交錯するまで数十秒の距離まで来た所で、クリードの指示が飛んだ。
「魔獣を狙え!…撃て!」
瞬間、騎士の胸の前で構えられた細い剣が、白く発光。
そこから分離して出来上がった光の弾が、一斉に射出される。
砲弾のように若干の曲線を描いたそれらは、命令通り敵部隊の足元に着弾し、地上を走る魔獣の三割を蹴散らした。
「凄い…!」
「魔具と言ってね。体内の魔力をエネルギーにして、ああやって発射できる優れものさ。俺の給料じゃ買えないくらい、高価だけど」
よく見れば、説明するクリードの腰にも同じ形の剣がぶら下がっていた。
曲線状の鍔をもつ柄に、特有の透明感がある。
大概の魔石にはそこそこの重量があるため、剣として扱うには軽量化が必須。
まあ、既に現場に投入されている訳で、課題はとっくにクリアしているのだろう。
ここまで精巧な武器が大量生産可能である事実には、感心すると同時に、呆れてしまう。
「良いな、アレ。俺にもくれよ」
「君の場合、鈍ら買ってぶん投げてる方が、コスパ良いでしょ」
素直に強請ったジェシカに、クリードが元も子もない事を言う。
魔法へのちょっとした憧れもあって欲しがったのだろうが、彼がそんなことを知る由も無い上、意見は悲しい程に正論だ。

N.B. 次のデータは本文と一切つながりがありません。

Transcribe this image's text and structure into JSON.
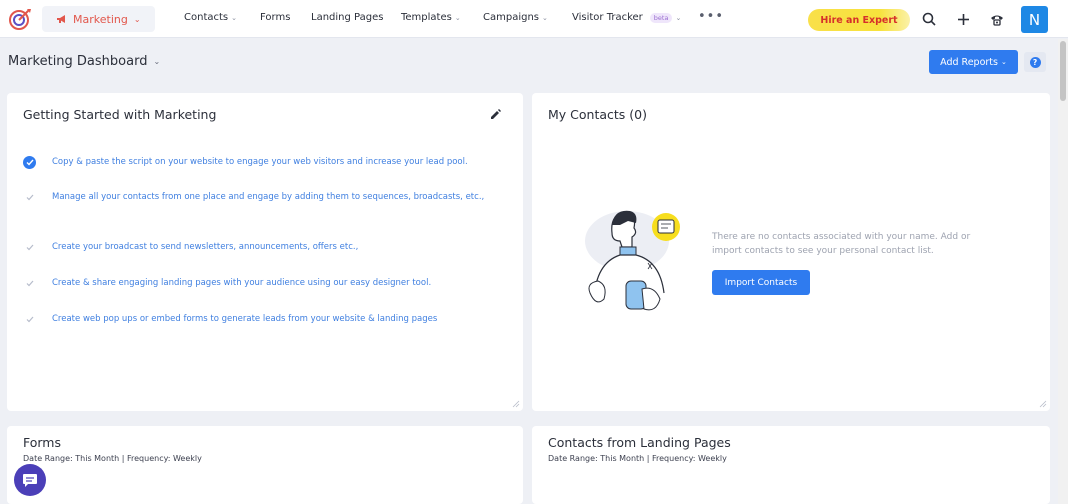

ムッとしたジェシカだったが、すぐに気を取り直し、魔具の何倍も重たいであろう大剣を担ぐ。
やはり彼女には、清らかな魔法の光より、鈍い鉄の輝きが似合っていた。
「まあ…んなもん無くても、俺は最強だ」
笑顔をギラつかせたジェシカが全力で駆け出せば、彼女を追いかけるように砂煙が上がった。

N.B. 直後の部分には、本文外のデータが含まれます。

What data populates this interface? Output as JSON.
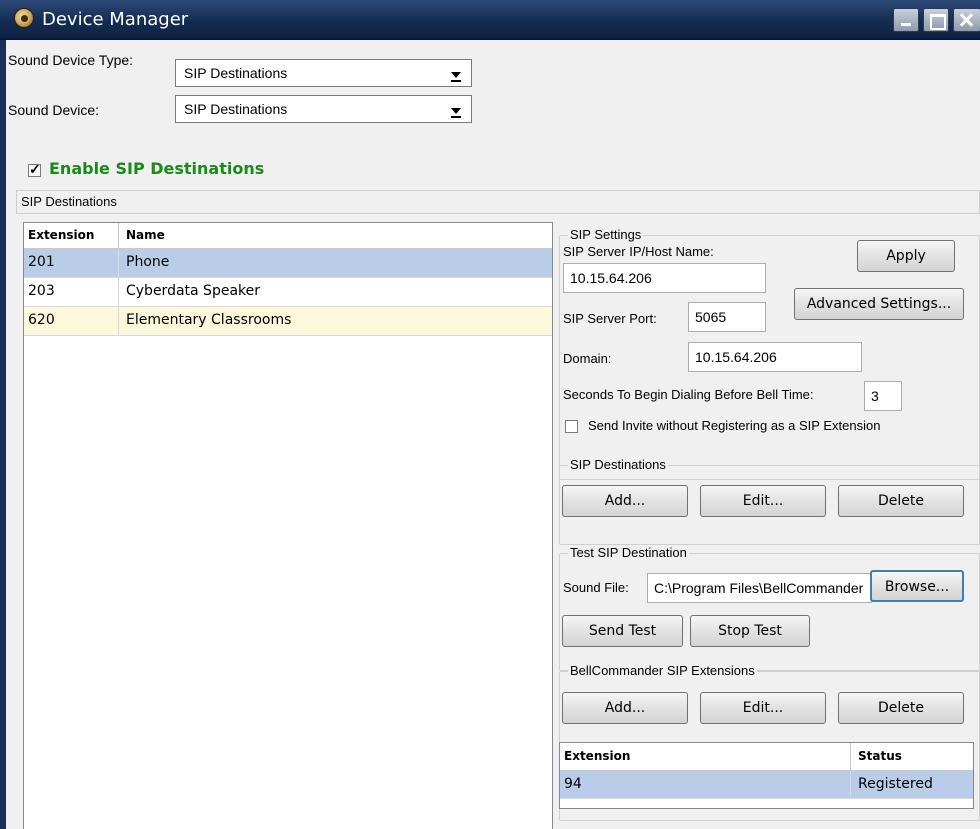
{
  "window": {
    "title": "Device Manager"
  },
  "device_type": {
    "label": "Sound Device Type:",
    "value": "SIP Destinations"
  },
  "sound_device": {
    "label": "Sound Device:",
    "value": "SIP Destinations"
  },
  "enable_sip": {
    "label": "Enable SIP Destinations",
    "checked": true
  },
  "destinations_header": "SIP Destinations",
  "destinations_list": {
    "columns": [
      "Extension",
      "Name"
    ],
    "rows": [
      {
        "extension": "201",
        "name": "Phone",
        "state": "selected"
      },
      {
        "extension": "203",
        "name": "Cyberdata Speaker",
        "state": "normal"
      },
      {
        "extension": "620",
        "name": "Elementary Classrooms",
        "state": "highlight"
      }
    ]
  },
  "sip_settings": {
    "title": "SIP Settings",
    "server_label": "SIP Server IP/Host Name:",
    "server_value": "10.15.64.206",
    "apply_label": "Apply",
    "advanced_label": "Advanced Settings...",
    "port_label": "SIP Server Port:",
    "port_value": "5065",
    "domain_label": "Domain:",
    "domain_value": "10.15.64.206",
    "seconds_label": "Seconds To Begin Dialing Before Bell Time:",
    "seconds_value": "3",
    "send_invite_label": "Send Invite without Registering as a SIP Extension",
    "send_invite_checked": false
  },
  "sip_destinations_group": {
    "title": "SIP Destinations",
    "add_label": "Add...",
    "edit_label": "Edit...",
    "delete_label": "Delete"
  },
  "test_group": {
    "title": "Test SIP Destination",
    "sound_file_label": "Sound File:",
    "sound_file_value": "C:\\Program Files\\BellCommander",
    "browse_label": "Browse...",
    "send_test_label": "Send Test",
    "stop_test_label": "Stop Test"
  },
  "extensions_group": {
    "title": "BellCommander SIP Extensions",
    "add_label": "Add...",
    "edit_label": "Edit...",
    "delete_label": "Delete",
    "columns": [
      "Extension",
      "Status"
    ],
    "rows": [
      {
        "extension": "94",
        "status": "Registered"
      }
    ]
  },
  "colors": {
    "selected_row": "#b9cde8",
    "highlight_row": "#fbf8dc",
    "enable_label": "#1a8a1a",
    "title_bar": "#142c52"
  }
}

アスファルトと平行に靡く赤髪は、十秒程で敵軍に衝突。
前方の数名が、一挙に切り裂かれる。
すぐに迎撃がジェシカの身を襲うも、肌に触れる寸前で魔法は回避され、刃物に対しては黄金の義手を盾に。
彼女の前進は、止まらない。
噴き出された殺気と眼前の結果に気圧された、愛されし者の面々は、次第にジェシカから距離を取るように。
最終的に、彼女の前に立つ者は唯一人。
勿論その男は、ヘルキス・レオンハートだった。
「良い格好になったな、女」
「ああ。自慢の腕だ」
ヘルキスの皮肉に、ジェシカが口元を歪める。
何者にも関与されず睨み合う二人は、最早別世界の住人だった。